Knowing “the right thing” to do with geoscience data is challenging. We use the AVNI Forum to discuss analysis strategies for different kinds of data. It’s worth searching the archives to see if there have been relevant discussions in the past, but don’t hesitate to ask a new question if the answer isn’t out there already.

Installation#

Help! I can’t get Python and AVNI working!#

Check out our installation instructions.

I still can’t get it to work!#

See Getting help.

What are the system requirements?#

AVNI has been tested on the following platforms: Linux (Ubuntu, Redhat, CentOS), MacOS and Windows. It requires a Python installation with versions 3.3 or above.

Python runs on macOS extremely slow even on simple commands!#

Python uses some backends that interfere with the macOS energy saver when using an IDE such as Spyder or PyCharm. To test it, import time and run:

start = time.time(); time.sleep(0.0005); print(time.time() - start)

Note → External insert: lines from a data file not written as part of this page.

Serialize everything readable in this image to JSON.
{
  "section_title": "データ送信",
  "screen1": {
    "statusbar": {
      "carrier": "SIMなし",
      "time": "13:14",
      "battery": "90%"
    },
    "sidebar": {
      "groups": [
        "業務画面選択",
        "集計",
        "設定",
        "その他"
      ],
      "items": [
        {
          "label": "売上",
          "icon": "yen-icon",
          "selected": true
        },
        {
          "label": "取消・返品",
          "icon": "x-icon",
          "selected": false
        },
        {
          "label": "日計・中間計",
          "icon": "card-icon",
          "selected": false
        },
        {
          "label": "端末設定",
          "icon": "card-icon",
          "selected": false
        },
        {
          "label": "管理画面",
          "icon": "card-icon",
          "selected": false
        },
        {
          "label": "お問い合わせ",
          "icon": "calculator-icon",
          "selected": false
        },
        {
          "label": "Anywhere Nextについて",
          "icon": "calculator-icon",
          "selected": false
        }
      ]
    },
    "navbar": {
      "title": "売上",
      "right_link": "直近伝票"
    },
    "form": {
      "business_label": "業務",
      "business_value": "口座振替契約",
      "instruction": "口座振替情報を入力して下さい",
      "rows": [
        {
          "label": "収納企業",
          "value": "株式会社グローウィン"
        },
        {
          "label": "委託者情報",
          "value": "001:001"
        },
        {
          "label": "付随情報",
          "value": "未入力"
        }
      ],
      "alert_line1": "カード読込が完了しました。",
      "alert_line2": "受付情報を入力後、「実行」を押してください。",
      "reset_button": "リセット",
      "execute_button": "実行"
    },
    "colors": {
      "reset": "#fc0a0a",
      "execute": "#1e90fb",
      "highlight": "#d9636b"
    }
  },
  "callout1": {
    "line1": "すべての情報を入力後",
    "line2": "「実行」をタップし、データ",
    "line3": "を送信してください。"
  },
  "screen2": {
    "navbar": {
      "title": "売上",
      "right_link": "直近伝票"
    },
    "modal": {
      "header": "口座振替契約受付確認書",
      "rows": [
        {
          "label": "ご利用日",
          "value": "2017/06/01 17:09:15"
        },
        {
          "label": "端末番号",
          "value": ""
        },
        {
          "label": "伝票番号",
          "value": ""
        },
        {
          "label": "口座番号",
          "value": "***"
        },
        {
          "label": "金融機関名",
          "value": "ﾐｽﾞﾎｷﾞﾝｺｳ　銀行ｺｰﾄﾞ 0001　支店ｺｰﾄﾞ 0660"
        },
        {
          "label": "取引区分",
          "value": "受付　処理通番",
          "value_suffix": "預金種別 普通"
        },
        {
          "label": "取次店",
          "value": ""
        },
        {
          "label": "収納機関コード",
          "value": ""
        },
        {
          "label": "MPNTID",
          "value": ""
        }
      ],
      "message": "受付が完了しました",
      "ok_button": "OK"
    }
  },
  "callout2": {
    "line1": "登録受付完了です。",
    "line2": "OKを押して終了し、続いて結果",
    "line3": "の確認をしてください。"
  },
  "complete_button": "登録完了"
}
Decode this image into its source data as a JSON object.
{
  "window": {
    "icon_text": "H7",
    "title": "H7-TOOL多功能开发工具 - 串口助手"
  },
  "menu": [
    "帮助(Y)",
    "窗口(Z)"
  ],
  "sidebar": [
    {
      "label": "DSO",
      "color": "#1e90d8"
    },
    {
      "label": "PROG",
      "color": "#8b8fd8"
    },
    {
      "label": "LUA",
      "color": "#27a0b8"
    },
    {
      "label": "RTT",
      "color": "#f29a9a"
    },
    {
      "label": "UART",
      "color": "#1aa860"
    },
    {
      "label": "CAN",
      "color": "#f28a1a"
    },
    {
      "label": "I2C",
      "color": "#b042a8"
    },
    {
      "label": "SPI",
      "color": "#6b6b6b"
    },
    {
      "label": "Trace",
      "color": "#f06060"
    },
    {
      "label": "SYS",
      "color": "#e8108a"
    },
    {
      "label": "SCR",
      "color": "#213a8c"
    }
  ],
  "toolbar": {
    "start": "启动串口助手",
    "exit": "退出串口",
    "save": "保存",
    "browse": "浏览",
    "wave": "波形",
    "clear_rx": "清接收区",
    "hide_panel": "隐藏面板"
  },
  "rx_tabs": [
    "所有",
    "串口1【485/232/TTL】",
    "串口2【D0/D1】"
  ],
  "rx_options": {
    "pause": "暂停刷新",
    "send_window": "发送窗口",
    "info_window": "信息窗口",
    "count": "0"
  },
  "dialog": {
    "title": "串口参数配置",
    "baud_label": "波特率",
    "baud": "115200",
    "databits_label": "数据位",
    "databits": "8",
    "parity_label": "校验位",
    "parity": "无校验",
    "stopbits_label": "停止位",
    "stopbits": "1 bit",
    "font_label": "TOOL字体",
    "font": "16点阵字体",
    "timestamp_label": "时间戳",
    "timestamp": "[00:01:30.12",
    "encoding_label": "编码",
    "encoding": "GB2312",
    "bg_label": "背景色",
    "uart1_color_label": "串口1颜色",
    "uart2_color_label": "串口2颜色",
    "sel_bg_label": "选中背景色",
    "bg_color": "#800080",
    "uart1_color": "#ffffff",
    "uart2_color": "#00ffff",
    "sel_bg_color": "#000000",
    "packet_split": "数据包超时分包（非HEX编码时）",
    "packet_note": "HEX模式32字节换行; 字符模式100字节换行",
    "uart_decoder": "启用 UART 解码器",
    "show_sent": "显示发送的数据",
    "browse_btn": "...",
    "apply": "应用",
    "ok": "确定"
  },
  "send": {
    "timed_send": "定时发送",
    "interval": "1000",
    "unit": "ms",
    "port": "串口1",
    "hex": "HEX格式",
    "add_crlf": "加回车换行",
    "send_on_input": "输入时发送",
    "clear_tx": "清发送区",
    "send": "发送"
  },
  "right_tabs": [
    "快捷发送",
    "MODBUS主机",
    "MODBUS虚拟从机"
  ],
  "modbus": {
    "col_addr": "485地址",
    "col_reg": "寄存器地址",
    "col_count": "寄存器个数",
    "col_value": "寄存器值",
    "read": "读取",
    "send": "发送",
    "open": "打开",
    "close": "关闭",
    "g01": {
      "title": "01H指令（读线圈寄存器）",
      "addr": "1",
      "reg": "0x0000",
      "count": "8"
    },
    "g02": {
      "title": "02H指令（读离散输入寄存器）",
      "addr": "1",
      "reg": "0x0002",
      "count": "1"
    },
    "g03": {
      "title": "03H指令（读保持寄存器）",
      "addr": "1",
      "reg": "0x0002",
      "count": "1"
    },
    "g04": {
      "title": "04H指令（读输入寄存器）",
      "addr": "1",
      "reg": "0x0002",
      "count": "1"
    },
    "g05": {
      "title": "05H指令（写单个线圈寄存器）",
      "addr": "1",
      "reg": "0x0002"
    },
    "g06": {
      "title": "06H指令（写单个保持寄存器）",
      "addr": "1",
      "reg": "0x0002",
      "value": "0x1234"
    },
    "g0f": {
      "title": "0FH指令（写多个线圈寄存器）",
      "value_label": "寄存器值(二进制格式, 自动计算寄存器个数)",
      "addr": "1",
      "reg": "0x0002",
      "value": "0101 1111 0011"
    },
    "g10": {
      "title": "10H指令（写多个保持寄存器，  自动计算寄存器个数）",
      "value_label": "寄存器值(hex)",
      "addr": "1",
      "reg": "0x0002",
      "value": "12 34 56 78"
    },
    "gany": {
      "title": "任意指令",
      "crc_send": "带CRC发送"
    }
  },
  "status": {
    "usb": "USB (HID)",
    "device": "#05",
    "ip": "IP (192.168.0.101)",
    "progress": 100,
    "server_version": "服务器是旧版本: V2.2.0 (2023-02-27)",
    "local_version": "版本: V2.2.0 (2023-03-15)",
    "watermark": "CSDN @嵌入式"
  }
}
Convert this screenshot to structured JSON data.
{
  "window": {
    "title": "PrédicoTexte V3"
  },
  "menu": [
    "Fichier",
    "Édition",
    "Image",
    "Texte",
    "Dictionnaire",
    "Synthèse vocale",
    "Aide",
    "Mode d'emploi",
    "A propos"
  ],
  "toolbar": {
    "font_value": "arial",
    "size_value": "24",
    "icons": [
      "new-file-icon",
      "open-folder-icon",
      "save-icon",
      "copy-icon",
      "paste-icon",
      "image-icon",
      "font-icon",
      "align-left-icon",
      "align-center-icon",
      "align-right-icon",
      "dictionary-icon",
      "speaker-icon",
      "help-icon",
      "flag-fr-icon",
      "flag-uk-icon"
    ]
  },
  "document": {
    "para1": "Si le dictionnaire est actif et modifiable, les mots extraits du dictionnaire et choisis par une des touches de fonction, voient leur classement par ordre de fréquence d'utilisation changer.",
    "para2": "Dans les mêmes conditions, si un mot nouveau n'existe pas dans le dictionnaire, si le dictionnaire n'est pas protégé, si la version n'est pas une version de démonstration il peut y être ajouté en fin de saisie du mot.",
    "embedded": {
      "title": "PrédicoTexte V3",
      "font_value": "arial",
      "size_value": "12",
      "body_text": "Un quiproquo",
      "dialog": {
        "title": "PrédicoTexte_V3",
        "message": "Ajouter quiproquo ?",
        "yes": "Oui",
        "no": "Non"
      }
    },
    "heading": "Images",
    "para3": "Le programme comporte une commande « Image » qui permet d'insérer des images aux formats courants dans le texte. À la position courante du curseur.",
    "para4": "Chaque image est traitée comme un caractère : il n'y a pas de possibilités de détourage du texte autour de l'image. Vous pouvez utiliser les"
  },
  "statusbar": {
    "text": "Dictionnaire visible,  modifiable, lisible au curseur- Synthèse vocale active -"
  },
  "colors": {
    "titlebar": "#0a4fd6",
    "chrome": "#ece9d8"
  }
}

If it takes several seconds you can either:

  • Install the module appnope and run in your script:

    import appnope
    appnope.nope()
    
  • Change the configuration defaults by running in your terminal:

    $ defaults write org.python.python NSAppSleepDisabled -bool YES
    

I think I found a bug, what do I do?#

When you encounter an error message or unexpected results, it can be hard to tell whether it happened because of a bug in AVNI, a mistake in user code, a corrupted data file, or irregularities in the data itself. Your first step when asking for help should be the AVNI Forum, not GitHub. This bears repeating: the GitHub issue tracker is not for usage help — it is for software bugs, feature requests, and improvements to documentation. If you open an issue that contains only a usage question, we will close the issue and direct you to the forum. If you’re pretty sure the problem you’ve encountered is a software bug (not bad data or user error):

  • Make sure you’re using [the most current version]. You can check it locally at a shell prompt with:

    $ avni sys_info
    

    which will also give you version info about important AVNI dependencies.

  • If you’re already on the most current version, if possible try using the latest development version, as the bug may have been fixed already since the latest release. If you can’t try the latest development version, search the GitHub issues page to see if the problem has already been reported and/or fixed.

  • Please provide a link to a small, anonymized portion of your data that does yield the error.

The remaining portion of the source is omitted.